Title:Starburst-Driven Galactic Outflows -- Unveiling the Suppressive Role of Cosmic Ray Halos

Abstract:Aims. We investigate the role of cosmic ray (CR) halos in shaping the properties of starburst-driven galactic outflows. Methods. We develop a microphysical model for galactic outflows driven by a continuous central feedback source, incorporating a simplified treatment of CRs. The model parameters are linked to the effective properties of a starburst. By analyzing its asymptotic behavior, we derive a criterion for launching starburst-driven galactic outflows and determine the corresponding outflow velocities. Results. We find that in the absence of CRs, galactic outflows can only be launched if the star-formation rate (SFR) surface density exceeds a critical threshold proportional to the dynamical equilibrium pressure. In contrast, CRs can always drive slow outflows.
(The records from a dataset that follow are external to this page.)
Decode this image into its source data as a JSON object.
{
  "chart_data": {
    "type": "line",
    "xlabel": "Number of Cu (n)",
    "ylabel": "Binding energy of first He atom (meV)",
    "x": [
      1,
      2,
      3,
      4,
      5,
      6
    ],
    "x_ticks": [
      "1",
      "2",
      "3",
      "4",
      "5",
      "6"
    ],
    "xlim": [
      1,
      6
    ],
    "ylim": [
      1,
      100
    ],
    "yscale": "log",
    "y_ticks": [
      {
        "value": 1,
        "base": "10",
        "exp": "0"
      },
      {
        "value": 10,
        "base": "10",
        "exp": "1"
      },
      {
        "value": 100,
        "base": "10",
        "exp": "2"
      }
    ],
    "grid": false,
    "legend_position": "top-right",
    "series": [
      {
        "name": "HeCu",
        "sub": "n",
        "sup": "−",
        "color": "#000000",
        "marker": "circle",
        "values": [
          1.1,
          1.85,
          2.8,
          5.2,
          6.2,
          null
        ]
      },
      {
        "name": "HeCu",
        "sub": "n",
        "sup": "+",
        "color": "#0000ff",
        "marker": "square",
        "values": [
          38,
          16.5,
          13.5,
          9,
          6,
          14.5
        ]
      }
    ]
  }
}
CRs dominate in systems with SFR surface densities below the critical threshold but become negligible in highly star-forming systems. However, in older systems with established CR halos, the CR contribution to outflows diminishes once the outflow reaches the galactic scale height, rendering CRs ineffective in sustaining outflows in such systems. Conclusions. Over cosmic time, galaxies accumulate relic CRs in their halos, providing additional non-thermal pressure support that suppresses low-velocity CR-driven outflows. We predict that such low-velocity outflows are expected only in young systems that have not yet built up significant CR halos. In contrast, fast outflows in starburst galaxies, where the SFR surface density exceeds the critical threshold, are primarily driven by momentum injection and remain largely unaffected by CR halos.